Dean Best | 12 May 2010

As the UK woke up this morning on the first day of Nick n' Dave's leadership, just-food found itself just over the English Channel, on a farm in Normandy with French dairy co-op Isigny Sainte-Mère.

The dairy processor specialises in making cheese, butter and cream for the French and key European markets and has a growing business supplying milk powder for infant formula on sale in Asia.

After just a day studying the business, it seems much of Isigny's business, like the UK's new coalition government promises to be, is something of a balancing act.

Isigny's status as a co-op owned by farmers means it has a delicate strategy on milk prices.
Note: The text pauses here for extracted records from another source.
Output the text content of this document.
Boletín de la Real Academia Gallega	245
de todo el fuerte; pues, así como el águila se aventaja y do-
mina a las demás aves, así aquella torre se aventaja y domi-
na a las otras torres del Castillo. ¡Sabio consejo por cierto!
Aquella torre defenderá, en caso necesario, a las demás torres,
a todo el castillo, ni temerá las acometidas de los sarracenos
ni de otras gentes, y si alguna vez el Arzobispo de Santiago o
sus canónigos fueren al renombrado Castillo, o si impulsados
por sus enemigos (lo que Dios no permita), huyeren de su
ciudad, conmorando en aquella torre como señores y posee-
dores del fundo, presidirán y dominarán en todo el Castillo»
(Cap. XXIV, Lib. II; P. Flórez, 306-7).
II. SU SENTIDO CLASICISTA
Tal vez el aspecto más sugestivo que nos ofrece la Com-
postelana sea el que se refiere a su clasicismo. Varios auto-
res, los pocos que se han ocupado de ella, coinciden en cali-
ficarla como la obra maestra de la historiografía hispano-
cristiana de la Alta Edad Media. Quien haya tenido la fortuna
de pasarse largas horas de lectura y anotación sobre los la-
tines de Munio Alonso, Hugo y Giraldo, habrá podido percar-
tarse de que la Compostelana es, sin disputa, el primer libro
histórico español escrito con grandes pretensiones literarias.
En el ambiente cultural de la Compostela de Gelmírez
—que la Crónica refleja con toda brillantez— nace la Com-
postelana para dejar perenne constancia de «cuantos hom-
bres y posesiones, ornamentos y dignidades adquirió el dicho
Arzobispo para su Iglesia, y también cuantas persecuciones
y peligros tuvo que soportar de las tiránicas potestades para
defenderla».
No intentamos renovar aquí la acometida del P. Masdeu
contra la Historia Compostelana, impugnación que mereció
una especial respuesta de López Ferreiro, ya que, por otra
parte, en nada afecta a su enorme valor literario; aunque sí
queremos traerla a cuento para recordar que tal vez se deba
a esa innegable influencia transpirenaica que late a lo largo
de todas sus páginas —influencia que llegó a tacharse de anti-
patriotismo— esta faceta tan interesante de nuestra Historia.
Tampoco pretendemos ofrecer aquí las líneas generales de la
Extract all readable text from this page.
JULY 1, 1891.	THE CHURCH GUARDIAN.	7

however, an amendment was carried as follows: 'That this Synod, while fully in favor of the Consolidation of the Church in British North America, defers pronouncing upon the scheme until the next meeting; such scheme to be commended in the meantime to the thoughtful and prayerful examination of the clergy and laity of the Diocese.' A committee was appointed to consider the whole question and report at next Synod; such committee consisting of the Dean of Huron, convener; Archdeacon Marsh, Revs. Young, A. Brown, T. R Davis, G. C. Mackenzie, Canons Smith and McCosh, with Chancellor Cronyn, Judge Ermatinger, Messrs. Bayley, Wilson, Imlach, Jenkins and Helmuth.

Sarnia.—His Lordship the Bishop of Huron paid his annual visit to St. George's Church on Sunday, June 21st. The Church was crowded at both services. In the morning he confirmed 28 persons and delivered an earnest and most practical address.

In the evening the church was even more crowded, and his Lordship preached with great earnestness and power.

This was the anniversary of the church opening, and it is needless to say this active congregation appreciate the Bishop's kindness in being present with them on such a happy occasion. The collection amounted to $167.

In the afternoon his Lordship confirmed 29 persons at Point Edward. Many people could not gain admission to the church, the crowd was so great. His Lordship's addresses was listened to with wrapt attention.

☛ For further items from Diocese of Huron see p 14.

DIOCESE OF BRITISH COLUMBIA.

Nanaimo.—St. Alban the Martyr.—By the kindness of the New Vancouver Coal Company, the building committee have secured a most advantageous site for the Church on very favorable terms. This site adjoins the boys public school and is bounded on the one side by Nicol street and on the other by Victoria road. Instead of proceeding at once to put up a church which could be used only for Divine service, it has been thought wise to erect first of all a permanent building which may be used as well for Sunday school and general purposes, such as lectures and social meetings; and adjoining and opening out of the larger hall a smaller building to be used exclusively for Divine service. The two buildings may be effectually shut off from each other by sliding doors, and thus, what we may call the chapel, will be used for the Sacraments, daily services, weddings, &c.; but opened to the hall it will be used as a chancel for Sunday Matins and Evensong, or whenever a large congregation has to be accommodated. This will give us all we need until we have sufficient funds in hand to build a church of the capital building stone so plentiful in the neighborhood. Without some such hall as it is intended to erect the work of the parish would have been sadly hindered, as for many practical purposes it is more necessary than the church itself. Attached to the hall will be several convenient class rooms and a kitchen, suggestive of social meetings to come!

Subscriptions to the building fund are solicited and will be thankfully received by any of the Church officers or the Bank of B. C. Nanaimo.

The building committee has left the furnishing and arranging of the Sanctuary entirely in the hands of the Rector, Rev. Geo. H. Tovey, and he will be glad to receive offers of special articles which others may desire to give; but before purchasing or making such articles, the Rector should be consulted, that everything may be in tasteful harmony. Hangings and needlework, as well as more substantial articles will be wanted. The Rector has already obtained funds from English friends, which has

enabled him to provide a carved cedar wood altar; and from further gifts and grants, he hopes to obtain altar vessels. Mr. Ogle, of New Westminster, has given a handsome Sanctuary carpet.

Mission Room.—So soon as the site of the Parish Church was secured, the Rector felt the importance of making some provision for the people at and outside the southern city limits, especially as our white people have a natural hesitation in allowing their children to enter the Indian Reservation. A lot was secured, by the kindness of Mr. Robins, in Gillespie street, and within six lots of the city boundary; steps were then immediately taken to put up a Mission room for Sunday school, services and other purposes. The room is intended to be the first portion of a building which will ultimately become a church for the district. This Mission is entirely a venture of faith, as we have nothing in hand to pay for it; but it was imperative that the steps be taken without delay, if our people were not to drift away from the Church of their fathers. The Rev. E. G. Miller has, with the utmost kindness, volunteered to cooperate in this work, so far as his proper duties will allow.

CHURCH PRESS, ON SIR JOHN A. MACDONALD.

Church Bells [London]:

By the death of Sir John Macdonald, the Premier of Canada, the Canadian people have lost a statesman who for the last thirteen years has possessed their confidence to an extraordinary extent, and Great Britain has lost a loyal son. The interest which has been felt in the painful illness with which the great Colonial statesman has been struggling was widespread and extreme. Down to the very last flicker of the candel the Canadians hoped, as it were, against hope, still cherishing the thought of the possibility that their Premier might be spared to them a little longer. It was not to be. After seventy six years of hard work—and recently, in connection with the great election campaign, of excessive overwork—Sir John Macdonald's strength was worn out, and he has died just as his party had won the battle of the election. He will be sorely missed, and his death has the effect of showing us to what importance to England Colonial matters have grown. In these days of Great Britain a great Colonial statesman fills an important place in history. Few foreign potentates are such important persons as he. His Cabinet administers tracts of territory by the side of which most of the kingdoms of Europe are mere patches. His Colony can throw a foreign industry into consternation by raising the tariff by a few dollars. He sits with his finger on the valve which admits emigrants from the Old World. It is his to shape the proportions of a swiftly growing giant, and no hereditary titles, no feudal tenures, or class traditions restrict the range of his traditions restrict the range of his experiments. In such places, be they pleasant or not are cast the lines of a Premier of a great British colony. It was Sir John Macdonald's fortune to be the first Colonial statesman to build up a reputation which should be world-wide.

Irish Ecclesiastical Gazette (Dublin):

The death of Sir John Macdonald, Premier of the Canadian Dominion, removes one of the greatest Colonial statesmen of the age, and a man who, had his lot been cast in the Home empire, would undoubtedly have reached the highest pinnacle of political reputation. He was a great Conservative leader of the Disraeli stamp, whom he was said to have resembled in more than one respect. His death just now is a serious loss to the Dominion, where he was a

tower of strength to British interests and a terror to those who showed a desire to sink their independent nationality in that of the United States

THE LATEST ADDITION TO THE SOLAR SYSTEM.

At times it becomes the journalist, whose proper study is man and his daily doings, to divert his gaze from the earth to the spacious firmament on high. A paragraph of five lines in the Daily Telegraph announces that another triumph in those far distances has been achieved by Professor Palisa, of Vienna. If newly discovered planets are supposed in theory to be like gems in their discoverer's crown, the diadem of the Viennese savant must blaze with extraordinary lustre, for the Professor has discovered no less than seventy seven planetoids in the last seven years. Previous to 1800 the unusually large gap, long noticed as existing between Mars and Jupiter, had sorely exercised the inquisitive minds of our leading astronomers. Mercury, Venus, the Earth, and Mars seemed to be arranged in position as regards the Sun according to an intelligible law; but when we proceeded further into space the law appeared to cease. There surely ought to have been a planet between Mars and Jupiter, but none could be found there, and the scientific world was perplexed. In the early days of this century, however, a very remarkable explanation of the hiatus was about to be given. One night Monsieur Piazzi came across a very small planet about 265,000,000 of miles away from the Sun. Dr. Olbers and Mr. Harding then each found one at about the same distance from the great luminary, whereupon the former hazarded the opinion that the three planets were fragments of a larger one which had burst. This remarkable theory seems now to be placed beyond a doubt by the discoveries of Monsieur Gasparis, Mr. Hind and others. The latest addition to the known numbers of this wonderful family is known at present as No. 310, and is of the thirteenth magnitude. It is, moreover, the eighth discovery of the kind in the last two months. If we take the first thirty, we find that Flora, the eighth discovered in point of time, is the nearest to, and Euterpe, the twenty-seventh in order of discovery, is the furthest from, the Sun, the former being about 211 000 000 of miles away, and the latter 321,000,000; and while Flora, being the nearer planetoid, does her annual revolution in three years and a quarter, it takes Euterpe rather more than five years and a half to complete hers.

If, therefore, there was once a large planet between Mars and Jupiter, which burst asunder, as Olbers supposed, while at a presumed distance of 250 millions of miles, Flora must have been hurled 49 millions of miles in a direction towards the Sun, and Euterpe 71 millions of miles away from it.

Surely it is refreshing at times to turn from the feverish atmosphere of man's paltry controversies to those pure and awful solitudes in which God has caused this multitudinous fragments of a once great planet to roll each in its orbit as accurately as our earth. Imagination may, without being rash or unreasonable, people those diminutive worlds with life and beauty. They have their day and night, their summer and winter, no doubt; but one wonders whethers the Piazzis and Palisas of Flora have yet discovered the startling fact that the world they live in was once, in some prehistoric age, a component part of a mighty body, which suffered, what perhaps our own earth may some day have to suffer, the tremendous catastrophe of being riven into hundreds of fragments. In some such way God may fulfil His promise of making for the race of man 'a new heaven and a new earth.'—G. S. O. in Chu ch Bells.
Farmers may want milk prices to be as healthy as possible but that obviously means pressure on raw-material costs for the co-op.

Deciding when to release cheese stocks, cheese like Camembert that can be aged for various lengths of time, takes deliberation. Selecting which export markets to target means hard choices over how to allocate finite resources.

As well as the farm visit, Isigny Sainte-Mere took us to its dairy sites, where we discussed issues ranging from recession, potential export growth - and the co-op's relationship with UK retailers in a climate when the French firm is battling pound/euro rate that makes exports from France across the Channel more expensive. More on that on just-food tomorrow.

This afternoon, we were also shown around Isigny Sainte-Mere's local site that houses the cellars for its Mimolette hard cheeses. The eye-watering aroma when entering the cellars, which house cheese that has matured for up two years, literally takes the breath away.

What price that, after the new UK coalition matures for two years, it will have made spending cuts that makes the country's eyes water?